May players roam truly everywhere, anytime? How not all paths have to be open in open worlds

The genre of open world games is aimed at players with the motivation to explore—meaning, experience designers must give them a journey. This includes reasons to explore, landscapes that incite exploration, the means to explore, and rewards (be it new items or an experience that feels meaningful to the player). This is a shared responsibility between level designers and game designers.

Yes, there are games where you could go from spawn, to the ‘end-boss’, and win the game virtually immediately; this would mean us level designers could design a journey all we want, only for players to miss out on them—intentionally or not. Luckily, there are ways for us to subtly steer players where we want them to make sure they receive a more wholesome journey. Here are some ways how:

Increased (combat) difficulty

This one is quite common and fairly easy to enforce. One can easily populate certain areas around the player with more dangerous enemies/terrain—if you know the level pacing of your players well. That said, this can discourage as well as equally encourage players to explore these areas anyway. I think it depends on your target audience, and what their sense of that difficulty is defined as. Don’t forget you are always designing for a certain type of player, and base the experience design around it.

An early encounter with guardians in The Legend of Zelda: Breath of the Wild means certain death for players. However, if players explore an area that is further away, they can obtain a weapon that can reverse the experience.

Need for resources


Imagine a location in the world that holds certain resources or abilities your player wants. However, to efficiently unlock this, players must find something elsewhere in the world to obtain this. Genshin Impact and The Legend of Zelda: Breath of the Wild are the best examples I can think of.

A character with fire abilities deals extra damage to a boss of the opposite element.

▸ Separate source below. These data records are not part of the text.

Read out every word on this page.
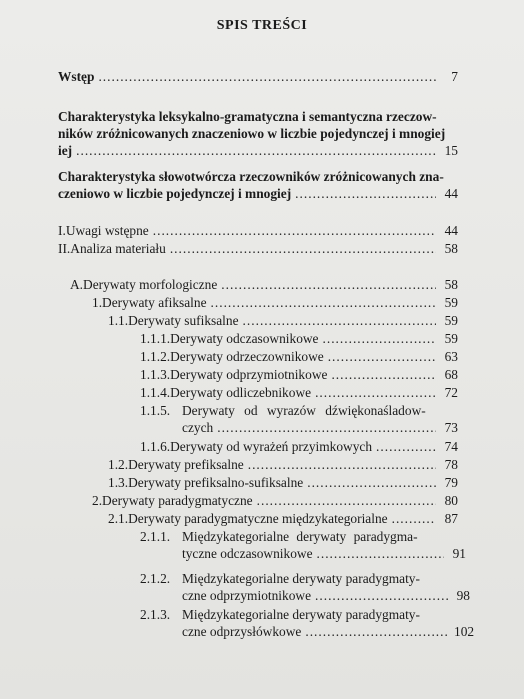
SPIS TREŚCI
Wstęp .....	7
Charakterystyka leksykalno-gramatyczna i semantyczna rzeczow-
ników zróżnicowanych znaczeniowo w liczbie pojedynczej i mnogiej
iej .....	15
Charakterystyka słowotwórcza rzeczowników zróżnicowanych zna-
czeniowo w liczbie pojedynczej i mnogiej .....	44
I. Uwagi wstępne .....	44
II. Analiza materiału .....	58
A. Derywaty morfologiczne .....	58
1. Derywaty afiksalne .....	59
1.1. Derywaty sufiksalne .....	59
1.1.1. Derywaty odczasownikowe .....	59
1.1.2. Derywaty odrzeczownikowe .....	63
1.1.3. Derywaty odprzymiotnikowe .....	68
1.1.4. Derywaty odliczebnikowe .....	72
1.1.5. Derywaty od wyrazów dźwiękonaśladow-
czych .....	73
1.1.6. Derywaty od wyrażeń przyimkowych .....	74
1.2. Derywaty prefiksalne .....	78
1.3. Derywaty prefiksalno-sufiksalne .....	79
2. Derywaty paradygmatyczne .....	80
2.1. Derywaty paradygmatyczne międzykategorialne .....	87
2.1.1. Międzykategorialne derywaty paradygma-
tyczne odczasownikowe .....	91
2.1.2. Międzykategorialne derywaty paradygmaty-
czne odprzymiotnikowe .....	98
2.1.3. Międzykategorialne derywaty paradygmaty-
czne odprzysłówkowe .....	102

In Genshin Impact, there are these elemental world bosses. The ones with affinity for ice (or cryo) have a weakness for fire (or pyro), and vice versa. To efficiently defeat them with greater ease (or at all) you need characters who can attack with elements effective against them. However, characters can be made stronger using materials obtained by defeating bosses such as these.

The dynamic that emerges is that players who have strong characters of element A can easily defeat the boss of element B. Doing so, they loot level-up materials for characters with element B. Then respectively, the can strengthen their characters of element B to kill and loot bosses of element A.
This loop will be upheld for as long as players want to strengthen their characters, giving them a reason to travel back and forth between the boss locations.

The Legend of Zelda: Breath of the Wild does not rely on different characters and their upgrade materials. The core here relies a bit more on travelling itself and preparing yourself for that journey. Say for example you wish to travel to a cold area. Without proper preparation, your character will take continuous damage. You could circumvent this by wearing warmer clothes, or consuming dishes that will keep you warm. The first requires you to either buy or trade it for certain materials. Currency is easily obtained by selling most collectibles found in the world—meaning you have to travel to find them. The second option requires you to find specific materials that can be used to make dishes with warming effects. As level designers, you could place these specific materials around the map to shape a specific journey.


Some locations in the world are simply blocked off or locked away; for example due to a certain ability that needs to be unlocked, or a plot event must have taken place before one can traverse past the barrier. What separates this from ‘need for resources’ is that players don’t control when they have access to the means to get to their initially desired resource.